Guests are immediately welcomed by an Echo speaker, primed to respond to customer requests. (These requests need not limited to Amazon or the physical space; I asked Echo to play Bjork, and she cranked out "Hyperballad" loudly enough to annoy a fellow shopper.). Books are presented with their covers flashing out--similar to how they appear online--and are mostly paired with an online customer rating (see below, Patti Smith's memoir M Train, with four stars).
The tech behemoth coverts its online data into a smart offline discovery experience. Books are organized by genre, but also showcase sections devoted to more specific tastes, like "Fiction Top Sellers in New York," based on what readers in the Big Apple rated highly on Amazon.com. (Unsurprisingly, these include apocalyptic tomes such as 1984, by George Orwell, and Margaret Atwood's The Handmaid's Tale.) There's also a "Page Turners" section, featuring books that customers finished reading on their Kindles in fewer than three days, like J.D. Vance's Hillbilly Elegy.
Perhaps most notable, though, is the strategic move not to place prices on the books themselves.

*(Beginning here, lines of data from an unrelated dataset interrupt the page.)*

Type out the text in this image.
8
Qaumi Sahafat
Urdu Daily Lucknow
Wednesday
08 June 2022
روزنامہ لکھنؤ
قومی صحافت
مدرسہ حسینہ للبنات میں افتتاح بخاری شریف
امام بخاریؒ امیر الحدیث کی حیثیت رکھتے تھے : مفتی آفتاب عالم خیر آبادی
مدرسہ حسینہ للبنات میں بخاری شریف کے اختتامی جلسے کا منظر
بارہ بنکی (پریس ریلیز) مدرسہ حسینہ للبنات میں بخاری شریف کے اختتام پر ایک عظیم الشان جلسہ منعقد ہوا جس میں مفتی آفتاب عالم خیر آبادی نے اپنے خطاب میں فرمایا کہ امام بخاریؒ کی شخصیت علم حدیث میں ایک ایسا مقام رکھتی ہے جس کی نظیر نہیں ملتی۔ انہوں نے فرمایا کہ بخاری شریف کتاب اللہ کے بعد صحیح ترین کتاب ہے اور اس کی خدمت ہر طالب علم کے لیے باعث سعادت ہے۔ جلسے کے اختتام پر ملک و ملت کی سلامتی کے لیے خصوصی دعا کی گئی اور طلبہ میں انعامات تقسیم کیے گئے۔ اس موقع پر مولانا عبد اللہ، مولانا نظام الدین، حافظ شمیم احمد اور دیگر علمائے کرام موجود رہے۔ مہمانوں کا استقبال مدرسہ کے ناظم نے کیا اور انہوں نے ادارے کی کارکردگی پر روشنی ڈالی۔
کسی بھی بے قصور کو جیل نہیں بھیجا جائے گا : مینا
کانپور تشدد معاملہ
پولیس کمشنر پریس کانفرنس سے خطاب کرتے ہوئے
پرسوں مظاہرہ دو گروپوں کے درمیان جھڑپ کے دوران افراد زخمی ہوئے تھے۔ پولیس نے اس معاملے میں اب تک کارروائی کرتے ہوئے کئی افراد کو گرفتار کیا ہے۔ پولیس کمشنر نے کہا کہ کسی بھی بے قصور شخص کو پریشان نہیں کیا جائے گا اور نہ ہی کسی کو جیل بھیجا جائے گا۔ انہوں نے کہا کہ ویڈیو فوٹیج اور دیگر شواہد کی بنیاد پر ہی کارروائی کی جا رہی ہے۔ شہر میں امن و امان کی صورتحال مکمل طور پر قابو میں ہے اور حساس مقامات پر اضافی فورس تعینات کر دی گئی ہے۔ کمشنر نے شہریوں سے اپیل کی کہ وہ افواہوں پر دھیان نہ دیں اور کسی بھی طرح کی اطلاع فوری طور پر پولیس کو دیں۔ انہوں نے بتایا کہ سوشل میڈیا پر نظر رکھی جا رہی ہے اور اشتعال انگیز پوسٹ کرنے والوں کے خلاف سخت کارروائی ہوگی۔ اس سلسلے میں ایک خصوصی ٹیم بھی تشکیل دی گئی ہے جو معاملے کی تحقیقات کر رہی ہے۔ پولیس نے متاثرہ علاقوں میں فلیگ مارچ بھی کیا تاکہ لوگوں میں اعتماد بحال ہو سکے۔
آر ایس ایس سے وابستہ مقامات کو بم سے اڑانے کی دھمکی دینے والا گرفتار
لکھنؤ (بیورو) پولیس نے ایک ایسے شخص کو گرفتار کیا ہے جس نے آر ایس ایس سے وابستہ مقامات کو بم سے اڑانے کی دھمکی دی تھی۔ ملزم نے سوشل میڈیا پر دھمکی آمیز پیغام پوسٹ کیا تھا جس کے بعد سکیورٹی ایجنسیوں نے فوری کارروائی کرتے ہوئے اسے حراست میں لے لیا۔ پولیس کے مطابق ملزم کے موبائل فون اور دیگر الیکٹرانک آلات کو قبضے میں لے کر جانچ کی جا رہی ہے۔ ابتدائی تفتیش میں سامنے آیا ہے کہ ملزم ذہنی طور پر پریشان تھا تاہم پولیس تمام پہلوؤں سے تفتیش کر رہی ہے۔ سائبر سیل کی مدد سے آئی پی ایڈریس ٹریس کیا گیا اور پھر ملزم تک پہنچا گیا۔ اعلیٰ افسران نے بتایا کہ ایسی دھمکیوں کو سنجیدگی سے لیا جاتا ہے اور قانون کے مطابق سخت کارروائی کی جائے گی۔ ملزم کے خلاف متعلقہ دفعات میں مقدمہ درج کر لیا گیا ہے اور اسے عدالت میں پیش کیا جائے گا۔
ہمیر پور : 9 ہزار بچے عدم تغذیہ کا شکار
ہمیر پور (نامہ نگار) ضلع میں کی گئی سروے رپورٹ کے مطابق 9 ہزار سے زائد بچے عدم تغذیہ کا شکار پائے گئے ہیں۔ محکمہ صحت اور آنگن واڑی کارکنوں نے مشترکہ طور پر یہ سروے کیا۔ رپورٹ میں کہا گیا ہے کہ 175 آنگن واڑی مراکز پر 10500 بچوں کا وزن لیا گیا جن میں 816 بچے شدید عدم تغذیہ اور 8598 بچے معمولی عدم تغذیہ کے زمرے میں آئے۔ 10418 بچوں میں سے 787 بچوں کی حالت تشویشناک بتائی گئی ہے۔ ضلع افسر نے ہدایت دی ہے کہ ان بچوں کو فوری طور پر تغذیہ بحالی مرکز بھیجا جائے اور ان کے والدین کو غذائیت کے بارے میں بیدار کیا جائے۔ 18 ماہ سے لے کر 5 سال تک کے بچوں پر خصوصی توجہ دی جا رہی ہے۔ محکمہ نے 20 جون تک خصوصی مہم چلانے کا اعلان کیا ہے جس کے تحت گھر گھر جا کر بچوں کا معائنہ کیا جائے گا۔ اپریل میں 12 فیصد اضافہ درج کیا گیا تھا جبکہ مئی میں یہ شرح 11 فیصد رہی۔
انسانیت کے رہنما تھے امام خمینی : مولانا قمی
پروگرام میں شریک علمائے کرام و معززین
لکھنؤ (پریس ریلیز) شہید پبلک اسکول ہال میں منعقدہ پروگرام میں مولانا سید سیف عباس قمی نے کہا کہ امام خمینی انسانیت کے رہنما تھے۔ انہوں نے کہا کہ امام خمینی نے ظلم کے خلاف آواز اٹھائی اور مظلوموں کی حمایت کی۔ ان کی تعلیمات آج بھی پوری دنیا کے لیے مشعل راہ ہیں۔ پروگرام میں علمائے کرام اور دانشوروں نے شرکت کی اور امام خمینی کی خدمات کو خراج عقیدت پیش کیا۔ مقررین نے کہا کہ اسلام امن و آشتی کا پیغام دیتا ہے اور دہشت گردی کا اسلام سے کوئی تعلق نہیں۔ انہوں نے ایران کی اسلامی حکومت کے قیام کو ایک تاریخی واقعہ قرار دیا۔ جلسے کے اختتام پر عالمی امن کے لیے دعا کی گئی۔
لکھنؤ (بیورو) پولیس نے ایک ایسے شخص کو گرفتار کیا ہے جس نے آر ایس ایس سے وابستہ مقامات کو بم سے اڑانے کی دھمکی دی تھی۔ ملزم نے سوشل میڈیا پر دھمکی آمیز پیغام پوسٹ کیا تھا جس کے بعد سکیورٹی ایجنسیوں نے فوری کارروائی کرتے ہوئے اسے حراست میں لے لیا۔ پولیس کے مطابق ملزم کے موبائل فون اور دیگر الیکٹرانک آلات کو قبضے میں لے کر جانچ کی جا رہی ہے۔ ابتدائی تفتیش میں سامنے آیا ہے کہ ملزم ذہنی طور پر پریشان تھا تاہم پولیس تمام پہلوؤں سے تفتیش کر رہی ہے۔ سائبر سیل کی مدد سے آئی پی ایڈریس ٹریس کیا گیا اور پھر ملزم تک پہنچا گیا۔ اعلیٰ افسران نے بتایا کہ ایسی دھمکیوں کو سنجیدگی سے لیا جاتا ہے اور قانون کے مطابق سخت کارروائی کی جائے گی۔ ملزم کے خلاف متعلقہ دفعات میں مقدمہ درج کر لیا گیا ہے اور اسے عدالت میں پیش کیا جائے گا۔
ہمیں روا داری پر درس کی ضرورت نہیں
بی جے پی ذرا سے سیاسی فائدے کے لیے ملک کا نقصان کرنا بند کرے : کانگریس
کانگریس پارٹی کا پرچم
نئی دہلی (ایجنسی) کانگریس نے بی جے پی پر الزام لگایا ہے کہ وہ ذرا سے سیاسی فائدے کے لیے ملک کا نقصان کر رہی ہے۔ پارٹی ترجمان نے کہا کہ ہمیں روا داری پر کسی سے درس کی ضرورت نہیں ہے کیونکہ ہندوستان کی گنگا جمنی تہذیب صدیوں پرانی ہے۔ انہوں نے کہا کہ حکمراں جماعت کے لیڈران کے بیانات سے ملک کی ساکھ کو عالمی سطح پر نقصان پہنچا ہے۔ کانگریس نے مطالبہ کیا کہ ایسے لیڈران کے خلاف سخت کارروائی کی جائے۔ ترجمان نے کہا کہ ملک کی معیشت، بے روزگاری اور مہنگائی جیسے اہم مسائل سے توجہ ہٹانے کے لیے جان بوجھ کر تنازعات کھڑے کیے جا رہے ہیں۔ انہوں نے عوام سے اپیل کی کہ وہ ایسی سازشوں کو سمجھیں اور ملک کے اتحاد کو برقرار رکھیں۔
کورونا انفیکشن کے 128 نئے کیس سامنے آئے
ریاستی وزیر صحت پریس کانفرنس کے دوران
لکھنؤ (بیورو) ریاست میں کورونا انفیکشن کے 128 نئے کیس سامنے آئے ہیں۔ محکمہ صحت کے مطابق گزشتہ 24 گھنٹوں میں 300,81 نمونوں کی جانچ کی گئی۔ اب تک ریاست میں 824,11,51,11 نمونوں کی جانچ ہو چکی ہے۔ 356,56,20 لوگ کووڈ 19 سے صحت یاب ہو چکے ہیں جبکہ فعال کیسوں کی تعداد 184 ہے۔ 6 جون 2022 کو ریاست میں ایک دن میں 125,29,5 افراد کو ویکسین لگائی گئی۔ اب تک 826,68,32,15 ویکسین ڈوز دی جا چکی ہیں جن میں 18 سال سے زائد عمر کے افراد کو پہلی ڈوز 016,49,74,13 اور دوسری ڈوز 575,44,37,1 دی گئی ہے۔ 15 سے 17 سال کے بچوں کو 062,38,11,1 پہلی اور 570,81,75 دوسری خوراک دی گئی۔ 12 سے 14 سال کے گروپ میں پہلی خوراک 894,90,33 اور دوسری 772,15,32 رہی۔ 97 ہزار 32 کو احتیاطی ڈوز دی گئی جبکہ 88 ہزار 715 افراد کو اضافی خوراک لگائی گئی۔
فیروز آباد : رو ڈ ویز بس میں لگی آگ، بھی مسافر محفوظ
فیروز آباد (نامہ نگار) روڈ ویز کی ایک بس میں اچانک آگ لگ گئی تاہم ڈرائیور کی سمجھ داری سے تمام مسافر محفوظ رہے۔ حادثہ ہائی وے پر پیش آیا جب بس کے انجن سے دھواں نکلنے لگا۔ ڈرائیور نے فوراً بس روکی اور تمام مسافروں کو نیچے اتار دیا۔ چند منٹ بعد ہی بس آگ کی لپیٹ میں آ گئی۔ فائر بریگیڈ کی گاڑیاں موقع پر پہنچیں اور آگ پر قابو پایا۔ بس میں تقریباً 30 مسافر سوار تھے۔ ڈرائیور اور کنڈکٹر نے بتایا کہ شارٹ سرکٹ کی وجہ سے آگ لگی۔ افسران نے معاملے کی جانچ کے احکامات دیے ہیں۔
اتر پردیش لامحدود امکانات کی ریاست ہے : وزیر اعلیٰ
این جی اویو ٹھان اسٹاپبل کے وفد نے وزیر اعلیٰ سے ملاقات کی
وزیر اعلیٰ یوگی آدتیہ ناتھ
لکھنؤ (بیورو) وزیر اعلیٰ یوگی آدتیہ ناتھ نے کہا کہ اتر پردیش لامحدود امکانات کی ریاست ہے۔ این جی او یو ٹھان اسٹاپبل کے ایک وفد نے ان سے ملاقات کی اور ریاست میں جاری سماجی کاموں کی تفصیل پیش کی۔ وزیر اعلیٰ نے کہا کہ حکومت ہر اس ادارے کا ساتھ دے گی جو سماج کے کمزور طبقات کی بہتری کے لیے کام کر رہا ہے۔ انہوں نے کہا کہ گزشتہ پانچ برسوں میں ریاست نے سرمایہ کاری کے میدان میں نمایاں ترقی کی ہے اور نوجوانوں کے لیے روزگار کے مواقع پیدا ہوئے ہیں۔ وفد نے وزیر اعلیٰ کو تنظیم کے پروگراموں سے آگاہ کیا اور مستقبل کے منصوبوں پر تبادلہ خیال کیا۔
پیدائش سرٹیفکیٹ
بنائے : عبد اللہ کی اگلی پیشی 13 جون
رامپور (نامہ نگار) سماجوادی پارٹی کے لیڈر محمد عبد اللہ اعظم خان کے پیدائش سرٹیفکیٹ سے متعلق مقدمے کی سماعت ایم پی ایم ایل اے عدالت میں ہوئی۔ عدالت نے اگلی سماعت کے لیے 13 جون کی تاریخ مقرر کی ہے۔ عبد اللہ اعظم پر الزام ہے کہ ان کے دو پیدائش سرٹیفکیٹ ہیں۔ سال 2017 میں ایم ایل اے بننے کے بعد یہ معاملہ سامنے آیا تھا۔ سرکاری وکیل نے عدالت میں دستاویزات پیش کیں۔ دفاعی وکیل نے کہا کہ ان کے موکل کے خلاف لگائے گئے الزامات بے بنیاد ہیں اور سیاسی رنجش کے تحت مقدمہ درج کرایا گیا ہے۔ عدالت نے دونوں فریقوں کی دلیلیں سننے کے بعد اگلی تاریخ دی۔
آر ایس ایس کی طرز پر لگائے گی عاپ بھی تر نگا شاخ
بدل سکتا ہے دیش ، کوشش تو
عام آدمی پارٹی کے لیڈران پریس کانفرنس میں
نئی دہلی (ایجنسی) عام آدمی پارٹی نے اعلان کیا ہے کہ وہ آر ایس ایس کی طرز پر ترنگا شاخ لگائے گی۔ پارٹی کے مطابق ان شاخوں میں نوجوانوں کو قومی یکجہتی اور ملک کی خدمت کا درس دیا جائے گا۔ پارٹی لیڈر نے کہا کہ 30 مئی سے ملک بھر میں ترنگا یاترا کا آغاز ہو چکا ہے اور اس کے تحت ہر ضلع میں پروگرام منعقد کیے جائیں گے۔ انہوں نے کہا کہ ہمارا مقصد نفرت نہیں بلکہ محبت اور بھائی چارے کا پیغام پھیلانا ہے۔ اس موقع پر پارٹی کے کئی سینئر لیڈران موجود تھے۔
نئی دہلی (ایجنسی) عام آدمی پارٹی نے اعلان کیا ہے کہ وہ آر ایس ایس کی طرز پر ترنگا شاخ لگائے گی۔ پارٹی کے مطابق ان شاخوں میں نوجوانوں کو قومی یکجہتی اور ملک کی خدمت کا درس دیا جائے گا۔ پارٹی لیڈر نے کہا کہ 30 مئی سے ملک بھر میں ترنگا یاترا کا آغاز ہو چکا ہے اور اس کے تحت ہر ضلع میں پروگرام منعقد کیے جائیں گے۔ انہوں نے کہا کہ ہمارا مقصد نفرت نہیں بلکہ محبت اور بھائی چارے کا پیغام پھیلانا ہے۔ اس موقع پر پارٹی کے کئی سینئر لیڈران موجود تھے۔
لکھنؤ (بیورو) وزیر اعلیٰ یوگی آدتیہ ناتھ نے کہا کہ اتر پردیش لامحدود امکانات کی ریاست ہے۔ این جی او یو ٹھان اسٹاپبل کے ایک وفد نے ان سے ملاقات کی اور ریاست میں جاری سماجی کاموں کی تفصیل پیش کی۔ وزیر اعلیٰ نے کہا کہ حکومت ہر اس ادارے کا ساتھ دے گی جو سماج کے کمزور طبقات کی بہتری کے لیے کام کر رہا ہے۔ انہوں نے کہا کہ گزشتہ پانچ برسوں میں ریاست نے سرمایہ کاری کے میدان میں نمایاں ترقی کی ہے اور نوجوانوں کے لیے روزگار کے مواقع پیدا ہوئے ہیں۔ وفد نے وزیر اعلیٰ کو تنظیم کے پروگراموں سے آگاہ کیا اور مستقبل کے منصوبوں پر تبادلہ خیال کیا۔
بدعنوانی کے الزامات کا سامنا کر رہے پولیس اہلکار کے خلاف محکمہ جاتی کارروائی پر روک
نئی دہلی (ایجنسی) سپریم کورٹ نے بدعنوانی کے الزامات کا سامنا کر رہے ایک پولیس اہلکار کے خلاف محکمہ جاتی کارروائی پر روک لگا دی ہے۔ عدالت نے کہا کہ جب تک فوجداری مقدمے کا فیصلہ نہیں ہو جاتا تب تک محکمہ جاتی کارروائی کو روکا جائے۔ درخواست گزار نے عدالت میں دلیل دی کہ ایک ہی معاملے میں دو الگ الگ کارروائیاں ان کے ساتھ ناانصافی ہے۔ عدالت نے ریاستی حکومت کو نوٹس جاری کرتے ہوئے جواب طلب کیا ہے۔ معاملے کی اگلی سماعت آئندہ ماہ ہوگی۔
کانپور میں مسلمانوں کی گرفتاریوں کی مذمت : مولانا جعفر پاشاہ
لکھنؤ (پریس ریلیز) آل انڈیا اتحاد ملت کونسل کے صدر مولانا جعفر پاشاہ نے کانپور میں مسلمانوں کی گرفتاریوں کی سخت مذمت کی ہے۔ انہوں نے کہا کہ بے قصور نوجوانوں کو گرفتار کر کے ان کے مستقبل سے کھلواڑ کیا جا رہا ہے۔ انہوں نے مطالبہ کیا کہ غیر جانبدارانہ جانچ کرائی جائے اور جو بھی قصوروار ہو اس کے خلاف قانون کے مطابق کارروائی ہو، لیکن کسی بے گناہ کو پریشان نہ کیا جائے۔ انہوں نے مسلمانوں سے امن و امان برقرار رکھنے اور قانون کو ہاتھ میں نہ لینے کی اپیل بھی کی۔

That's because this is where the critical Amazonian conversion happens: Book costs are "dynamic," a store rep explains, meaning a book will be less expensive for a member of Amazon's Prime subscription service than it would be for a non-member, though the discount varies from product to product. Customers need to scan the item's barcode in their Amazon app to learn the price. If that customer doesn't have the app, they can scan the item at a kiosk. (But these can be difficult to find, incentivizing users to download the app anyway.)
This, coupled with the badgering to "become a prime member" at check out, leads some analysts to argue that the physical stores are a ploy to convert shoppers to the more expensive Prime membership. Jennifer Cast, vice president of Amazon Books, disagrees. "We are a bookstore, and yes, for Prime members our prices are better," she said on the day of the store opening. "I would flip it around and say that at Amazon, we're always looking at ways to make our prime membership more valuable." The New York store, located in a high-traffic tourist zone, is also an opportunity for the company to acquire new customers who've never before shopped at Amazon.
On the store's first day in business, guests seemed to enjoy the experience--sort of. "I like that the prices are the same as they are online," says a teenage girl, flipping through a copy of Roxane Gay's Dangerous Women. Her friend interjects: "But annoying that you can't see them!"